En la sala Z se proyecta la videoinstalación Cuerpo virtual en caja de Amazon Prime, que introduce la dimensión mental y espiritual del proyecto. En esta obra, una caja de embalaje, símbolo de la sociedad del consumo y del tránsito global de los deseos, pero también de afectos, necesidades, acciones, potencialidades, en definitiva todo tipo de posibilidades, se convierte en espacio de una voluntad creativa. En su interior se proyectan imágenes, tanto creadas por Granados como apropiadas de las redes y medios de comunicación de masas, transformadas por el artista en un territorio lumínico que pretende diluir los limites entre realidad y virtualidad.

Con esta pieza el artista redefine el concepto de espacio: la caja física alberga un espacio nacido de la voluntad, no de las tres dimensiones euclidianas. La proyección no habita Murcia, ni Efímera, ni la Tierra: habita un plano mental que trasciende las coordenadas del tiempo y del lugar. La caja, como el árbol, deviene arquitectura simbólica: una cámara de resonancia entre deseo, información y conciencia.

El paso del árbol material al cuerpo virtual no implica renunciar a lo natural, sino ampliarlo: de la tridimensionalidad física a las N dimensionesde la mente y del espíritu. Las imágenes en movimiento de Cuerpo virtual en caja de Amazon Prime son el correlato audiovisual del ciclo vital representado en las obras sobre papel. Si aquellas hablaban de raíz y rama, de alimento y propósito, esta videoinstalación explora la voluntad como nueva savia que circula entre mundos visibles e invisibles.
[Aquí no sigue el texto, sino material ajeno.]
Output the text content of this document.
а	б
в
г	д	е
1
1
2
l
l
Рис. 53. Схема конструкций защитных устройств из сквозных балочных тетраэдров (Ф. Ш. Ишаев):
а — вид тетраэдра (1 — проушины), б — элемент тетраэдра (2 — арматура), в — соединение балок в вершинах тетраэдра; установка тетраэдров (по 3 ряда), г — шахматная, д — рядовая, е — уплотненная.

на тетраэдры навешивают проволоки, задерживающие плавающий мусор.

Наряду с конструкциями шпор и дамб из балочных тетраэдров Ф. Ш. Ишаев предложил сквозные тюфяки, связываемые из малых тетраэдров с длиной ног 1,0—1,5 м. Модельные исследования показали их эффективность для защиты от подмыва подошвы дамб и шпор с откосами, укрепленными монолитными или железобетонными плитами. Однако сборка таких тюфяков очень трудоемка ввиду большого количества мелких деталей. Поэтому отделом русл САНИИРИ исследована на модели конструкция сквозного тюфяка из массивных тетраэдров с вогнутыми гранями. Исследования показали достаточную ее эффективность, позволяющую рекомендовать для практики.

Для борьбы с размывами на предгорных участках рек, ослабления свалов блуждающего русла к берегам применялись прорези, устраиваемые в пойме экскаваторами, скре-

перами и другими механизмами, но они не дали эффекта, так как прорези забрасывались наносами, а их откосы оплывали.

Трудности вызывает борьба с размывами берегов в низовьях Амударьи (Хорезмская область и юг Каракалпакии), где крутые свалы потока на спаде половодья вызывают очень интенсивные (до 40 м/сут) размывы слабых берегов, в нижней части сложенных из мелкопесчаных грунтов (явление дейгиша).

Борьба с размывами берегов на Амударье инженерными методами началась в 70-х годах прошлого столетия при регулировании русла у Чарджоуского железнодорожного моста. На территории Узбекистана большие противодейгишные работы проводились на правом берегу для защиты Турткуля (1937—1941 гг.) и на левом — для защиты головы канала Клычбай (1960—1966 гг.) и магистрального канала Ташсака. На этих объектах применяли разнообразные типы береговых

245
Incorporar lo virtual en nuestra comprensión del mundo implica aceptar una nueva dimensión donde imaginación, intuición y espiritualidad dialogan como parte del mismo tejido vital. Algo que el arte lleva siglos realizando al tender puentes entre mundos dispares y encontrados ofreciendo al espectador una experiencia que no se limita a lo estético. A través del arte es posible adentrarse en zonas del pensamiento donde la razón lineal no alcanza, permitiendo intuir realidades complejas que la física cuántica apenas comienza a describir: la interconexión de todo lo existente, la simultaneidad de los planos, la existencia de una dimensión sutil más allá de la materia. Así, el arte no solo representa el mundo: lo amplía, lo traduce, y a menudo, lo anticipa, funcionando como vía de acceso a lo inefable, un lenguaje simbólico que acompaña al ser humano en su búsquela de sentido y en su deseo de habitar también lo invisible.